Both CD4+ and CD8+ T lymphocytes and the humoral immune responses are required to control Salmonella infection [242,243,244,245,246,247,248]. It has been demonstrated that mice continuously infected with Salmonella have higher antibody titers [232] including IgA, IgM, and IgG [232,249], indicating that B cells also play an important role in the host defense. This may represent a deliberate shift from Th1/Th17 to Th2 responses [250]. Moreover, the adaptive immune responses also provide a positive feedback to the innate immune system [251]. This feedback is mediated via cytokines synthesis, leading to an increased number and activation of effector cells, and subsequently producing an increased antimicrobial response.

5. Perspectives

In recent years, different disciplines, such as immunology, microbiology, and cell biology have contributed greatly to our understanding of the interaction between Salmonella and the host. Several studies have revealed complex interactions between microbial pathogens and higher organisms. Future studies will hopefully expand our understanding of an interplay between immunity and bacteria in different infected organs. At present, our understanding of the interaction of Salmonella with innate and adaptive immunity evading the host defense strategies in humans is still incomplete.
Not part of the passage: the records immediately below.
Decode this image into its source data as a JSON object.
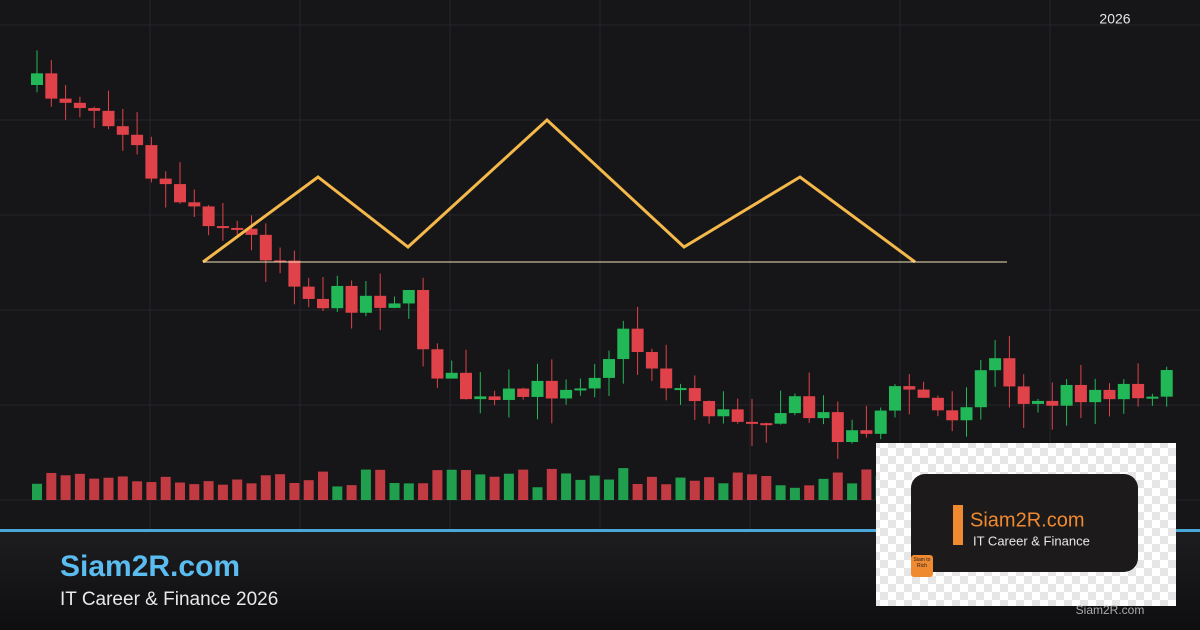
{
  "chart_label": "2026",
  "footer": {
    "title": "Siam2R.com",
    "subtitle": "IT Career & Finance 2026"
  },
  "logo": {
    "title": "Siam2R.com",
    "subtitle": "IT Career & Finance",
    "badge": "Siam to Rich",
    "caption": "Siam2R.com"
  }
}
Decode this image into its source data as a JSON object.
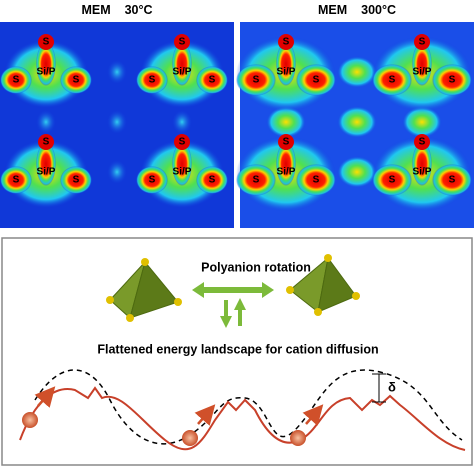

When the effects of normal microbial colonization flora contained in the host and the diversity of environmental conditions are analyzed, the complexity of the interaction between bacteria and host becomes far greater than our current knowledge in this domain. Invasive diseases caused by Salmonella remain a major factor accounting for the severe death and morbidity rates worldwide. Therefore, the ongoing research focusing on the relationship between Salmonella and the host immunity has the desired potential to explicate complex questions related to the Salmonella–host interactions and improve the prevention and treatment strategies aimed at combating these infectious diseases in the near future.